Gaussian Discriminant Analysis

Gaussian Discriminant Analysis (GDA) is a generative classifier that models each class as a multivariate Gaussian distribution. It provides a principled probabilistic framework where classification reduces to comparing Gaussian densities, and its relationship to logistic regression reveals when generative modeling is advantageous.

Model Specification

GDA assumes the following generative process:

The class label is drawn from a categorical prior: $Y \sim \text{Categorical}(\boldsymbol{\pi})$ where $\pi_k = P(Y = k)$
Given the class, the features are drawn from a class-specific Gaussian: $\mathbf{X} \mid Y = k \sim \mathcal{N}(\boldsymbol{\mu}_k, \boldsymbol{\Sigma}_k)$

The class-conditional density is:

P(\mathbf{x} \mid Y = k) = \frac{1}{(2\pi)^{D/2} |\boldsymbol{\Sigma}_k|^{1/2}} \exp\left(-\frac{1}{2}(\mathbf{x} - \boldsymbol{\mu}_k)^\top \boldsymbol{\Sigma}_k^{-1} (\mathbf{x} - \boldsymbol{\mu}_k)\right)

Classification uses Bayes’ rule:

\hat{y} = \arg\max_k P(Y = k \mid \mathbf{x}) = \arg\max_k \left[\log P(\mathbf{x} \mid Y = k) + \log P(Y = k)\right]

Linear Discriminant Analysis (LDA)

LDA constrains all classes to share a common covariance matrix: $\boldsymbol{\Sigma}_k = \boldsymbol{\Sigma}$ for all $k$ .

Decision Boundary

The log-posterior difference between classes $k$ and $l$ :

\log \frac{P(Y = k \mid \mathbf{x})}{P(Y = l \mid \mathbf{x})} = \log \frac{P(\mathbf{x} \mid Y = k)}{P(\mathbf{x} \mid Y = l)} + \log \frac{\pi_k}{\pi_l}

With shared covariance, the quadratic terms $\mathbf{x}^\top \boldsymbol{\Sigma}^{-1} \mathbf{x}$ cancel, yielding:

= (\boldsymbol{\mu}_k - \boldsymbol{\mu}_l)^\top \boldsymbol{\Sigma}^{-1} \mathbf{x} - \frac{1}{2}(\boldsymbol{\mu}_k^\top \boldsymbol{\Sigma}^{-1} \boldsymbol{\mu}_k - \boldsymbol{\mu}_l^\top \boldsymbol{\Sigma}^{-1} \boldsymbol{\mu}_l) + \log \frac{\pi_k}{\pi_l}

This is linear in $\mathbf{x}$ . The decision boundary $\{x : P(Y = k \mid \mathbf{x}) = P(Y = l \mid \mathbf{x})\}$ is a hyperplane.
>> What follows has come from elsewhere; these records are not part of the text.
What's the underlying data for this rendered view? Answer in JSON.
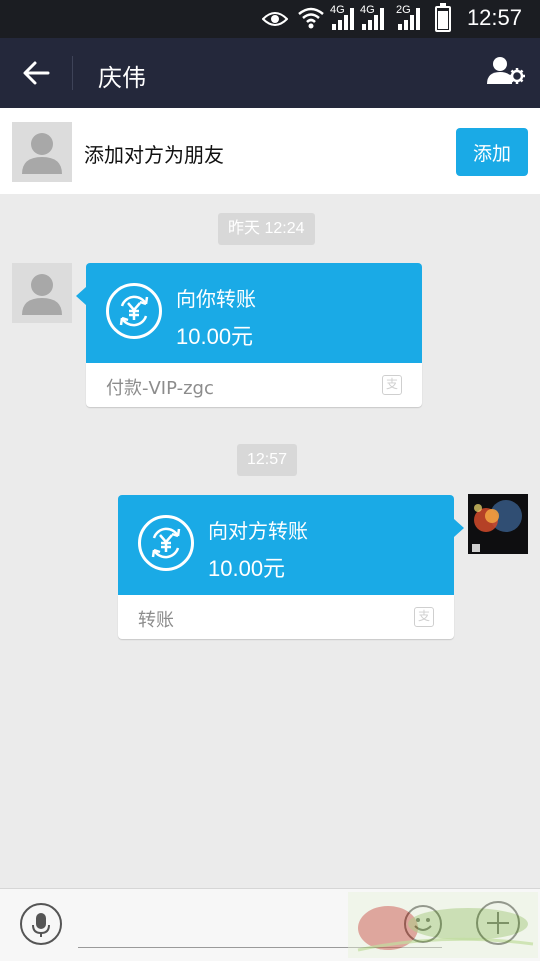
{
  "status_bar": {
    "time": "12:57",
    "net_label_1": "4G",
    "net_label_2": "4G",
    "net_label_3": "2G",
    "battery_level": 0.9
  },
  "header": {
    "title": "庆伟",
    "back_icon": "back-arrow-icon",
    "profile_icon": "contact-settings-icon"
  },
  "add_friend": {
    "text": "添加对方为朋友",
    "button_label": "添加"
  },
  "messages": [
    {
      "timestamp": "昨天 12:24",
      "direction": "incoming",
      "title": "向你转账",
      "amount": "10.00元",
      "footer": "付款-VIP-zgc",
      "footer_icon": "alipay-icon"
    },
    {
      "timestamp": "12:57",
      "direction": "outgoing",
      "title": "向对方转账",
      "amount": "10.00元",
      "footer": "转账",
      "footer_icon": "alipay-icon"
    }
  ],
  "input_bar": {
    "placeholder": "",
    "voice_icon": "microphone-icon",
    "emoji_icon": "emoji-icon",
    "plus_icon": "plus-icon"
  },
  "colors": {
    "header_bg": "#24283b",
    "accent": "#1aaae6",
    "background": "#ebebeb"
  }
}
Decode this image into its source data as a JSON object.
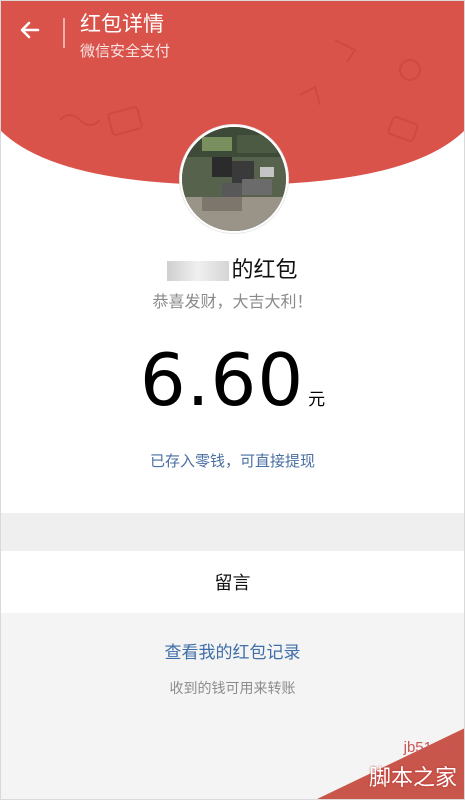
{
  "header": {
    "title": "红包详情",
    "subtitle": "微信安全支付",
    "back_icon": "arrow-left-icon",
    "color": "#d9534a"
  },
  "packet": {
    "sender_suffix": "的红包",
    "blessing": "恭喜发财，大吉大利！",
    "amount": "6.60",
    "currency": "元",
    "stored_note": "已存入零钱，可直接提现"
  },
  "message": {
    "label": "留言"
  },
  "records": {
    "link": "查看我的红包记录",
    "hint": "收到的钱可用来转账"
  },
  "watermark": {
    "site": "jb51.net",
    "text": "脚本之家"
  }
}
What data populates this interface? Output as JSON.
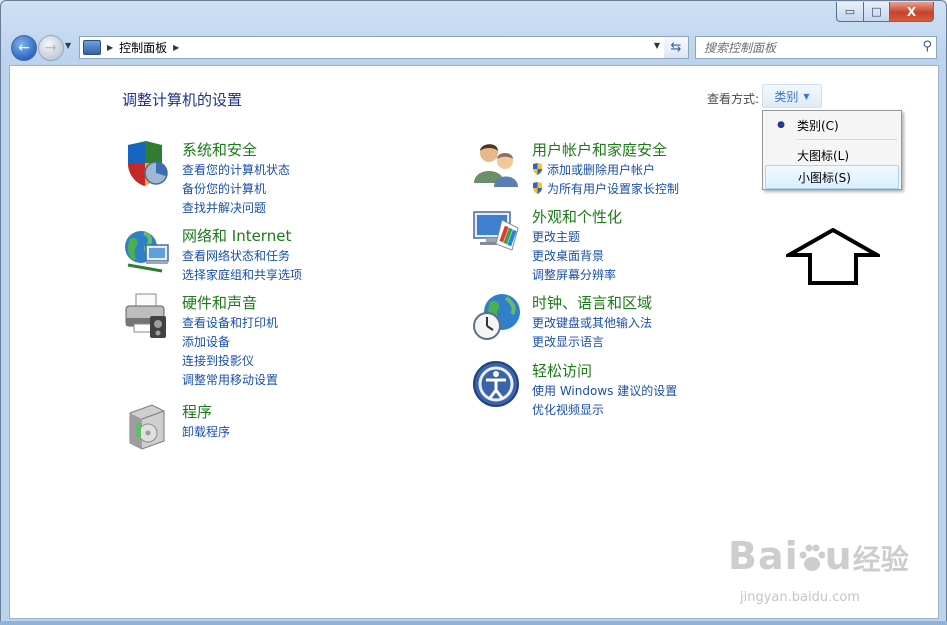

Hence the name “linear” discriminant analysis.

Parameter Estimation (MLE)

Given training data $\{(\mathbf{x}^{(i)}, y^{(i)})\}_{i=1}^N$ with $N_k$ examples in class $k$ :

Prior: $\hat{\pi}_k = \frac{N_k}{N}$

Class means: $\hat{\boldsymbol{\mu}}_k = \frac{1}{N_k} \sum_{i: y^{(i)} = k} \mathbf{x}^{(i)}$

Shared covariance: $\hat{\boldsymbol{\Sigma}} = \frac{1}{N} \sum_{k=1}^{K} \sum_{i: y^{(i)} = k} (\mathbf{x}^{(i)} - \hat{\boldsymbol{\mu}}_k)(\mathbf{x}^{(i)} - \hat{\boldsymbol{\mu}}_k)^\top$

All estimates are closed-form. Training is $O(ND^2)$ (dominated by computing the $D \times D$ covariance matrix).

Quadratic Discriminant Analysis (QDA)

QDA allows each class to have its own covariance matrix $\boldsymbol{\Sigma}_k$ . The quadratic terms $\mathbf{x}^\top \boldsymbol{\Sigma}_k^{-1} \mathbf{x}$ no longer cancel between classes, producing a quadratic decision boundary.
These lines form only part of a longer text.